Y pensamos: he aquí la perfección. Y luego nos casamos con ella (o él).
Frustración numero 2. (Hay tantos que piensan que su amada o amado es tan
perfecto, tan maravilloso, que podrían comérselo. Luego se casan ¡y no
desearían haberlo hecho!) Luego llegan nuestros hijos. ¡Y sin duda eran
perfectos! “¿No es el niños mas perfecto que ha existido?” Y luego un día
el policía trajo a nuestro hijo perfecto a la casa por encontrarse en
dificultades, ¿Nuestro hijo? ¡Nunca! ¡Pero si es nuestro hijo! Y tuvimos otra
frustración. Y luego estábamos nosotros mismos. Nos aferramos al espejismo hasta el último momento, éramos perfectos, y
si no lo creían, todo lo que tenían que hacer era preguntárnoslo.

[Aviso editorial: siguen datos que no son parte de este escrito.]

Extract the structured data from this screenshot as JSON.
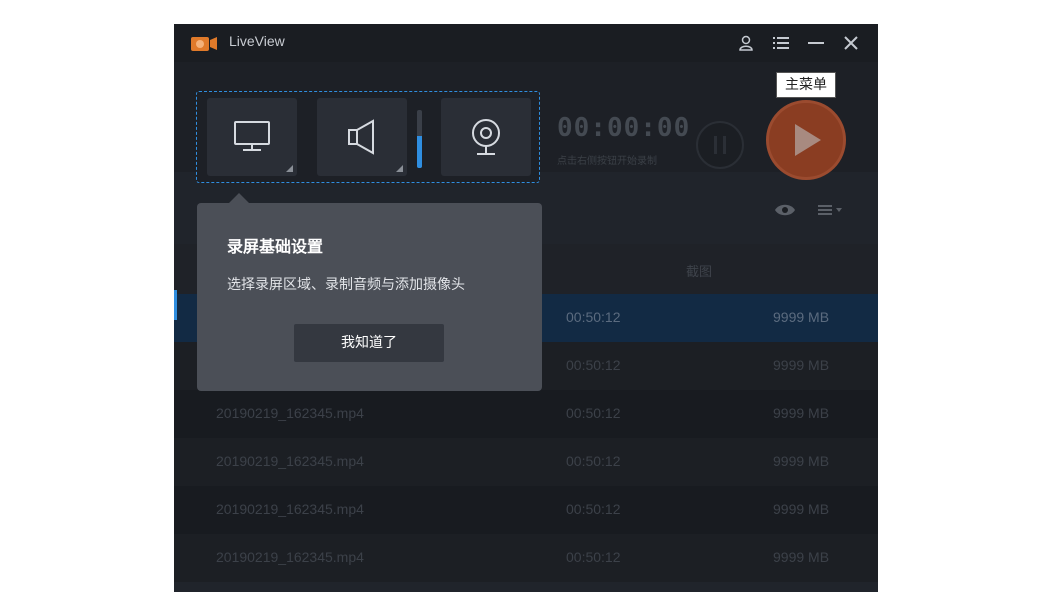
{
  "app": {
    "title": "LiveView"
  },
  "menu_tooltip": "主菜单",
  "recorder": {
    "timer": "00:00:00",
    "hint": "点击右侧按钮开始录制",
    "volume_level": 0.55
  },
  "table": {
    "header_screenshot": "截图",
    "rows": [
      {
        "file": "",
        "duration": "00:50:12",
        "size": "9999 MB",
        "selected": true
      },
      {
        "file": "",
        "duration": "00:50:12",
        "size": "9999 MB"
      },
      {
        "file": "20190219_162345.mp4",
        "duration": "00:50:12",
        "size": "9999 MB"
      },
      {
        "file": "20190219_162345.mp4",
        "duration": "00:50:12",
        "size": "9999 MB"
      },
      {
        "file": "20190219_162345.mp4",
        "duration": "00:50:12",
        "size": "9999 MB"
      },
      {
        "file": "20190219_162345.mp4",
        "duration": "00:50:12",
        "size": "9999 MB"
      }
    ]
  },
  "popover": {
    "title": "录屏基础设置",
    "description": "选择录屏区域、录制音频与添加摄像头",
    "confirm_label": "我知道了"
  },
  "colors": {
    "accent": "#2f8ee0",
    "record": "#8a3d22",
    "popover_bg": "#4b4f57"
  },
  "icons": [
    "camera-logo-icon",
    "user-icon",
    "menu-list-icon",
    "minimize-icon",
    "close-icon",
    "monitor-icon",
    "speaker-icon",
    "webcam-icon",
    "pause-icon",
    "play-icon",
    "eye-icon",
    "list-dropdown-icon"
  ]
}
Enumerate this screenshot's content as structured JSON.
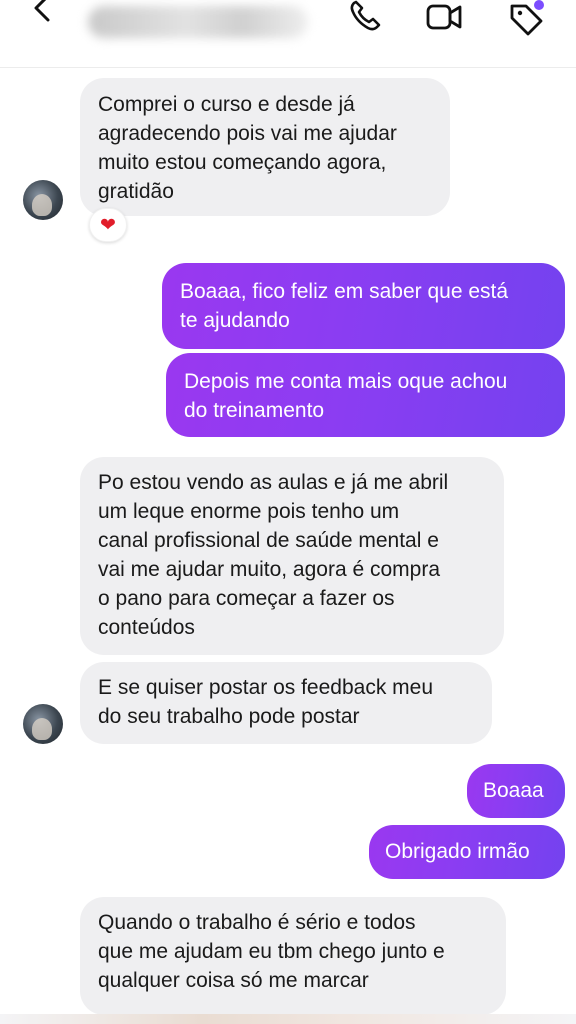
{
  "header": {
    "contact_name": "",
    "back_icon": "chevron-left-icon",
    "call_icon": "phone-icon",
    "video_icon": "video-camera-icon",
    "tag_icon": "tag-icon"
  },
  "colors": {
    "outgoing_bubble_start": "#9a38f0",
    "outgoing_bubble_end": "#7442ef",
    "incoming_bubble": "#efeff1",
    "notification_dot": "#7c4dff"
  },
  "messages": [
    {
      "direction": "in",
      "text": "Comprei o curso e desde já\nagradecendo pois vai me ajudar\nmuito estou começando agora,\ngratidão",
      "reaction": "❤"
    },
    {
      "direction": "out",
      "text": "Boaaa, fico feliz em saber que está\nte ajudando"
    },
    {
      "direction": "out",
      "text": "Depois me conta mais oque achou\ndo treinamento"
    },
    {
      "direction": "in",
      "text": "Po estou vendo as aulas e já me abril\num leque enorme pois tenho um\ncanal profissional de saúde mental e\nvai me ajudar muito, agora é compra\no pano para começar a fazer os\nconteúdos"
    },
    {
      "direction": "in",
      "text": "E se quiser postar os feedback meu\ndo seu trabalho pode postar"
    },
    {
      "direction": "out",
      "text": "Boaaa"
    },
    {
      "direction": "out",
      "text": "Obrigado irmão"
    },
    {
      "direction": "in",
      "text": "Quando o trabalho é sério e todos\nque me ajudam eu tbm chego junto e\nqualquer coisa só me marcar"
    }
  ]
}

Y luego se presento el orgullo y
la soberbia para gritar a los 4 vientos “soy el mejor tipazo”, o… “Soy la mujer
perfectiénes sea o qué posición tenga en la vida. Nadie, y queremos decir, NADIE ES PERFECTO. ¿Desea algunas pruebas de las Escrituras? Si alguien entre ustedes dice que no tiene pecados, es un mentiroso y la verdad no está en él. Esta es sólo una forma más larga de decir: no hay nadie perfecto.

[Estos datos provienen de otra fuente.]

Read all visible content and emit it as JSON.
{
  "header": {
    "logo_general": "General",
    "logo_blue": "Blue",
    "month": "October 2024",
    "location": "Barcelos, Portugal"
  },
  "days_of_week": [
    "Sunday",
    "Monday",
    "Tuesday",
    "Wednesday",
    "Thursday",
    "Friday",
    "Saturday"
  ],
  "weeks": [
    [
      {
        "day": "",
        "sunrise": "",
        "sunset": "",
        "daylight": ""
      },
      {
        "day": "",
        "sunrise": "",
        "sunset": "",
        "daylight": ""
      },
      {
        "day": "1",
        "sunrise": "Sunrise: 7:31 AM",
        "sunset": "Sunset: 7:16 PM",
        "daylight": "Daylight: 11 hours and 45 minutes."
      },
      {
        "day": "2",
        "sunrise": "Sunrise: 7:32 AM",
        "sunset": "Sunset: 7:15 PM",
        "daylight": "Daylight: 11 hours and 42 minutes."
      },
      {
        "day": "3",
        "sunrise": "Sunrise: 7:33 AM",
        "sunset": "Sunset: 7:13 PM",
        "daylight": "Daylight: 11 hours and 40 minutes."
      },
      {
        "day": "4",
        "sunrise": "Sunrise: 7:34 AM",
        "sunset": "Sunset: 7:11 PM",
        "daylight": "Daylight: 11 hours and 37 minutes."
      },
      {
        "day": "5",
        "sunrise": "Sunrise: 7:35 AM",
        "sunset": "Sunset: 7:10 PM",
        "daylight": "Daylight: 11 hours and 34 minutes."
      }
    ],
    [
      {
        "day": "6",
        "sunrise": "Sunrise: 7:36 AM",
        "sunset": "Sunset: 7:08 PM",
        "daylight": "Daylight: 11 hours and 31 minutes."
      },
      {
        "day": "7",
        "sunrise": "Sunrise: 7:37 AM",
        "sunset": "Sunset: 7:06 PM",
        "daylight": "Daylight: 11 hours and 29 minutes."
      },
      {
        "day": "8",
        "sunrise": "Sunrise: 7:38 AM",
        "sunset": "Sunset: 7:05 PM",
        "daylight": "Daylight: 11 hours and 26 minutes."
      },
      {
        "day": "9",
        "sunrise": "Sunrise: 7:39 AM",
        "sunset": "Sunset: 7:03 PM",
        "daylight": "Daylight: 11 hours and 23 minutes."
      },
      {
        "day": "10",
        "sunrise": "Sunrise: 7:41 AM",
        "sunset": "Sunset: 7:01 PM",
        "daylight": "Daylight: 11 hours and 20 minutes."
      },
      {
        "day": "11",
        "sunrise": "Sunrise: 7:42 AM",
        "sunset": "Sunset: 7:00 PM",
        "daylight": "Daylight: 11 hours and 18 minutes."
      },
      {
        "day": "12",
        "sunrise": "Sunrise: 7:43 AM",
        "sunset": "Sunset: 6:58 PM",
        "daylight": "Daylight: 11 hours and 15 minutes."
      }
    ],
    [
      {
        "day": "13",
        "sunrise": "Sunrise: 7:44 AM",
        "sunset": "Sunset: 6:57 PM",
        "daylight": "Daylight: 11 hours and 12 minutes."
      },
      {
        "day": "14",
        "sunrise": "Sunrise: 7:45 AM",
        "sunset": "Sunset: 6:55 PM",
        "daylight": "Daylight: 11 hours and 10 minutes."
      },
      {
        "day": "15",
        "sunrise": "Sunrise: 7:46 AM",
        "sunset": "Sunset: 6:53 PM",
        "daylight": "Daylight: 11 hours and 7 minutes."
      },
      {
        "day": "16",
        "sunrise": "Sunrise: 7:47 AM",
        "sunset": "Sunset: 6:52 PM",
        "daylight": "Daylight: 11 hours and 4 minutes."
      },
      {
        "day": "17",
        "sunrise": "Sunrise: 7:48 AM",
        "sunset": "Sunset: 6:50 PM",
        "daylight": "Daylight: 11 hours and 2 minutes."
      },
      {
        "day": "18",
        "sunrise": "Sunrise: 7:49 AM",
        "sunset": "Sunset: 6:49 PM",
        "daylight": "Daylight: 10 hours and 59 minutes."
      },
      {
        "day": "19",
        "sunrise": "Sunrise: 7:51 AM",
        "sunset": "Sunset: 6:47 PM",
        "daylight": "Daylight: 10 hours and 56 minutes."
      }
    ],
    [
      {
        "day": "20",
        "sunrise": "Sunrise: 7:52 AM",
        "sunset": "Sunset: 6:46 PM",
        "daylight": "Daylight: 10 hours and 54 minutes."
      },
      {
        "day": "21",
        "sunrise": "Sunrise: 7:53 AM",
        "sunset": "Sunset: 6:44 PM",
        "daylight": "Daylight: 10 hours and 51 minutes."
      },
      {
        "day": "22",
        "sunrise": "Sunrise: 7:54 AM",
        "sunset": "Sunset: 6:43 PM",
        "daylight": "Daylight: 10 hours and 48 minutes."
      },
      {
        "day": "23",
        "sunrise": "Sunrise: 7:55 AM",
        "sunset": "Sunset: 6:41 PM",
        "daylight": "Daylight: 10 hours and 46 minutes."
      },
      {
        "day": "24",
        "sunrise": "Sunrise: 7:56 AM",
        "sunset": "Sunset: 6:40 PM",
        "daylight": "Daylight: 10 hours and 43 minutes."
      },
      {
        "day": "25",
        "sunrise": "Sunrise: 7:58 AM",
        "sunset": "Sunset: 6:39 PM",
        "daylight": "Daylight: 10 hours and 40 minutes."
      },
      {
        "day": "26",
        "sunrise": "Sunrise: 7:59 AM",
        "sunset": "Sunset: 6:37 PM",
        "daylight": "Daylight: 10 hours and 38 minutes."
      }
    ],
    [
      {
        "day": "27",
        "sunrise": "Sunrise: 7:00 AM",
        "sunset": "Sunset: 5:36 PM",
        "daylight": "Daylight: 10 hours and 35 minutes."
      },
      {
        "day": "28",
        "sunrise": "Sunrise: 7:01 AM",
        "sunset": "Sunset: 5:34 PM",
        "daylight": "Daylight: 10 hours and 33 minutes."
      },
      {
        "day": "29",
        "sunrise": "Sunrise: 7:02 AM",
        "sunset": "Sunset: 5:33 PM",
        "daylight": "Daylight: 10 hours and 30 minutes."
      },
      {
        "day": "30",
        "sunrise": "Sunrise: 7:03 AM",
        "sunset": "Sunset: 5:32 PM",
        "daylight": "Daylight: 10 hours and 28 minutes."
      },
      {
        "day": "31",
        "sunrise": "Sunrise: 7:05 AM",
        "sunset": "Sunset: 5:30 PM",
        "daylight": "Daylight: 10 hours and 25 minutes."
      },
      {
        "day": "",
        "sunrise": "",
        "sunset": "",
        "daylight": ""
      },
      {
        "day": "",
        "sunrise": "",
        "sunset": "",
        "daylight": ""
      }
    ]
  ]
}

El motivo que está detrás del perfeccionismo que hemos mencionado es el orgullo. Dios dice “sed perfectos”, pero El no dice: Ahora mismo. Quiere decir hay que caminar hacia la perfección, “Crecemos a través de líneas espirituales “ “Somos imperfectos, pero Dios nos perfeccionará a su tiempo y a su modo. Admitamos nuestra imperfección para que podamos crecer hacia la perfección”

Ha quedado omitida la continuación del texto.